Today, the Supreme Court of the United States granted certiorari in two cases:
Loper Bright Enterprises v. Raimondo, No. 22-451: This case involves the level of deference courts must apply to administrative agency decision making. A federal law grants the National Marine Fisheries Service (“NMFS”) power to require fishing vessels to carry federal monitors onboard to enforce regulations. The NMFS interpreted the law as to also require the fishing industry to pay the salaries of those federal observers, despite the federal law’s silence on the issue. The D.C. Circuit held that this interpretation of the law was reasonable under Chevron deference, where courts defer to agency interpretations of ambiguous statutes. The question presented is: Whether the court should overrule Chevron v. Natural Resources Defense Council, or at least clarify that statutory silence concerning controversial powers expressly but narrowly granted elsewhere in the statute does not constitute an ambiguity requiring deference to the agency.

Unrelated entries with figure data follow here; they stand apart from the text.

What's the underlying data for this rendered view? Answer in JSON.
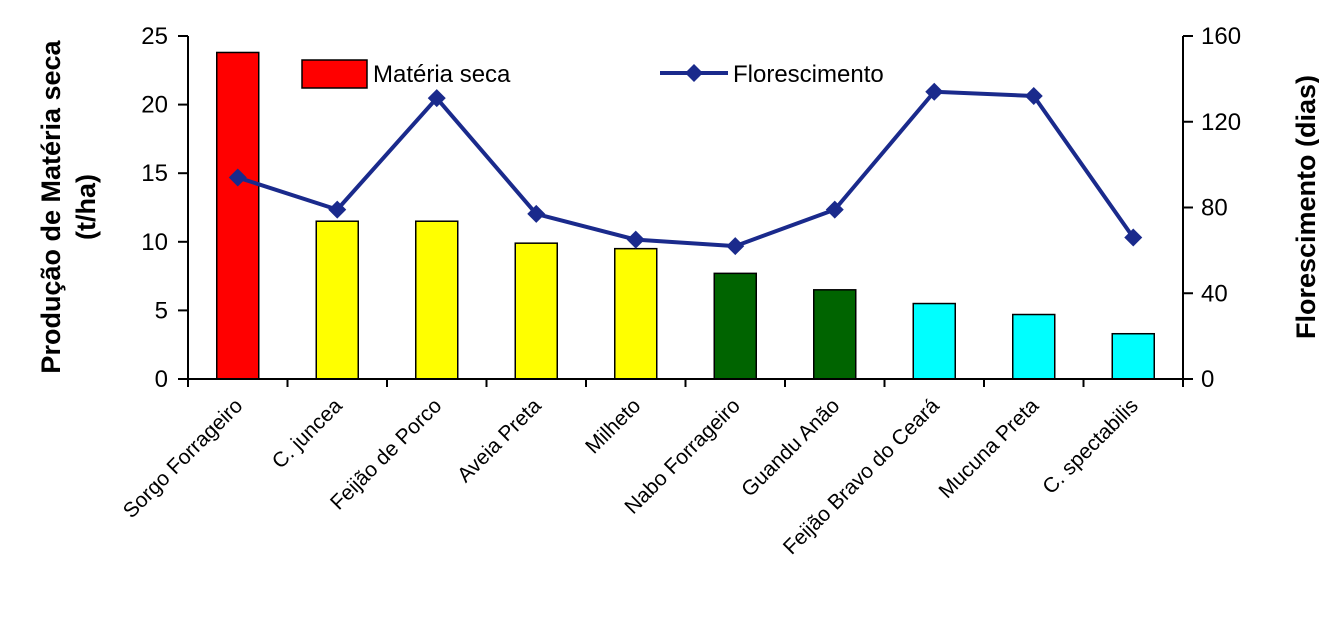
{
  "chart_data": {
    "type": "bar",
    "categories": [
      "Sorgo Forrageiro",
      "C. juncea",
      "Feijão de Porco",
      "Aveia Preta",
      "Milheto",
      "Nabo Forrageiro",
      "Guandu Anão",
      "Feijão Bravo do Ceará",
      "Mucuna Preta",
      "C. spectabilis"
    ],
    "series": [
      {
        "name": "Matéria seca",
        "type": "bar",
        "axis": "left",
        "values": [
          23.8,
          11.5,
          11.5,
          9.9,
          9.5,
          7.7,
          6.5,
          5.5,
          4.7,
          3.3
        ],
        "colors": [
          "#ff0000",
          "#ffff00",
          "#ffff00",
          "#ffff00",
          "#ffff00",
          "#006400",
          "#006400",
          "#00ffff",
          "#00ffff",
          "#00ffff"
        ]
      },
      {
        "name": "Florescimento",
        "type": "line",
        "axis": "right",
        "values": [
          94,
          79,
          131,
          77,
          65,
          62,
          79,
          134,
          132,
          66
        ],
        "color": "#1a2a8c"
      }
    ],
    "ylabel": "Produção de Matéria seca (t/ha)",
    "ylabel_line1": "Produção de Matéria seca",
    "ylabel_line2": "(t/ha)",
    "y2label": "Florescimento (dias)",
    "ylim": [
      0,
      25
    ],
    "y2lim": [
      0,
      160
    ],
    "yticks": [
      0,
      5,
      10,
      15,
      20,
      25
    ],
    "y2ticks": [
      0,
      40,
      80,
      120,
      160
    ],
    "legend": "top-left-inside",
    "grid": false
  }
}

Murray v. UBS Securities, LLC, No. 22-660: This case involves a whistleblower retaliation claim under the Sarbanes-Oxley Act of 2002, which protects whistleblowers who report financial wrongdoing at publicly traded companies. Sarbanes-Oxley had a burden-shifting framework for such claims. Employees must first show their protected activity “was a contributing factor in the unfavorable personnel action alleged in the complaint,” and then the employer can prevail only if it “demonstrates by clear and convincing evidence that the employer would have taken the same unfavorable personnel action in the absence of that behavior.” The question presented is: Whether, following the burden-shifting framework that governs cases under Sarbanes-Oxley Act, a whistleblower must prove his employer acted with a “retaliatory intent” as part of his case in chief, or whether the lack of “retaliatory intent” is part of the affirmative defense on which the employer bears the burden of proof.